Cantor set is boundary of regular open set

Question

Does there exist a regular open set $U$ in $[0,1]$, such that Cantor set is the boundary of $U$?

Answer 1

For $n\in\Bbb N$ let $\Sigma_n$ be the set of sequences $\sigma=\langle\sigma_0,\dots,\sigma_{n-1}\rangle$ of $n$ zeroes and ones. (The unique member of $\Sigma_0$ is the empty sequence $\langle\rangle$.) Let $\Sigma=\bigcup_{n\in\Bbb N}\Sigma_n$. We can index the open intervals removed in the construction of the middle-thirds Cantor set by the elements of $\Sigma$. Specifically, let $I_{\langle\rangle}$ be the open interval $\left(\frac13,\frac23\right)$ removed at stage $0$, the first stage, and let $I_0=\left(\frac19,\frac29\right)$ and $I_1=\left(\frac79,\frac89\right)$ be the open intervals removed at stage $1$. The four intervals removed at stage $2$ are $I_{00}=\left(\frac1{27},\frac2{27}\right)$, $I_{01}=\left(\frac7{27},\frac8{27}\right)$, $I_{10}=\left(\frac{19}{27},\frac{20}{27}\right)$, and $I_{11}=\left(\frac{25}{27},\frac{26}{27}\right)$.

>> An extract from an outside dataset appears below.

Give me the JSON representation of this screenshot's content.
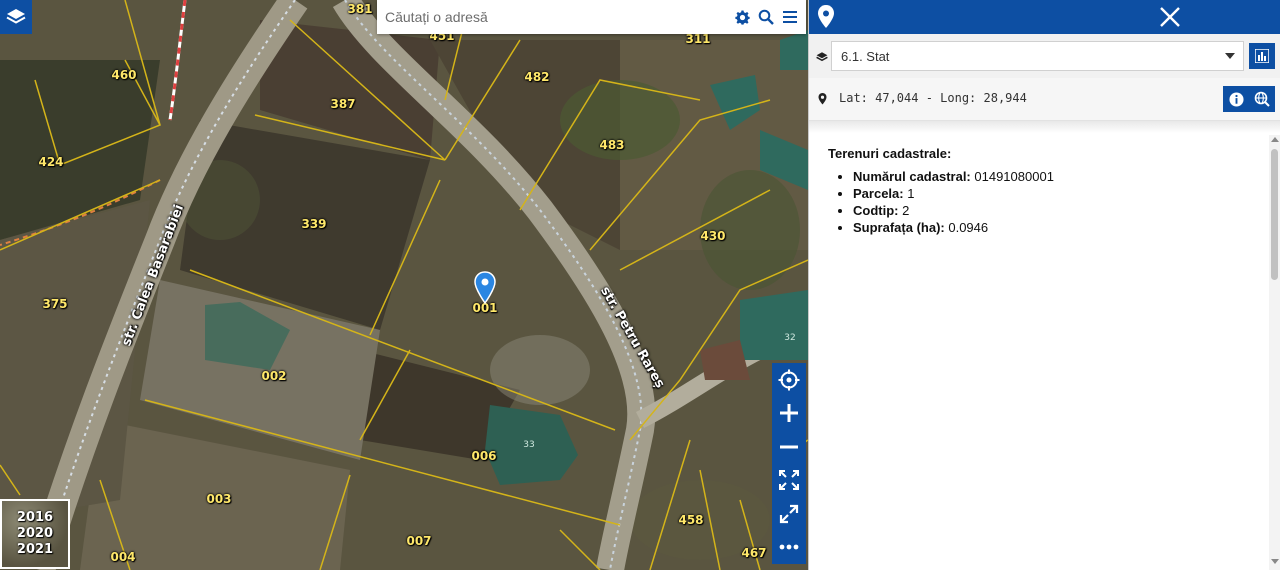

Notice that at stage $n+1$ we remove twice as many open intervals as at stage $n$. Moreover, each removed interval at stage $n$ lies immediately between two of the intervals removed at stage $n+1$. If $\sigma\in\Sigma_n$, so that $I_\sigma$ is one of the open intervals removed at stage $n$, the neighboring intervals removed at stage $n+1$ will be labelled $I_{\sigma^\frown0}$ (to the left of $I_\sigma$) and $I_{\sigma^\frown1}$ (to the right of $I_\sigma$), where $\sigma^\frown i$ is the sequence of length $n+1$ that results from appending $i$ to $\sigma$. (You should check that I followed this scheme in labelling the four intervals removed at stage $2$.)

Let $$U=\bigcup_{\sigma\in\Sigma}I_{\sigma^\frown 0}\quad\text{and}\quad V=\bigcup_{\sigma\in\Sigma}I_{\sigma^\frown 1}\;;$$

$U$ is the union of the removed intervals whose subscripts end in $0$, and $V$ is the union of those whose subscripts end in $1$.

Aside: If you arrange the removed intervals in a full binary tree (like the picture below, but with infinitely many levels), $U$ is the union of the intervals that are left children of their parent intervals, and $V$ is the union of the intervals that are right children of their parent intervals.

If $C$ is the middle-thirds Cantor set itself, show that $\operatorname{cl}U=U\cup C$ and $\operatorname{cl}V=V\cup C$. Conclude that $\operatorname{int}\operatorname{cl}U$ and $\operatorname{int}\operatorname{cl}V$ are regular open sets having $C$ as boundary.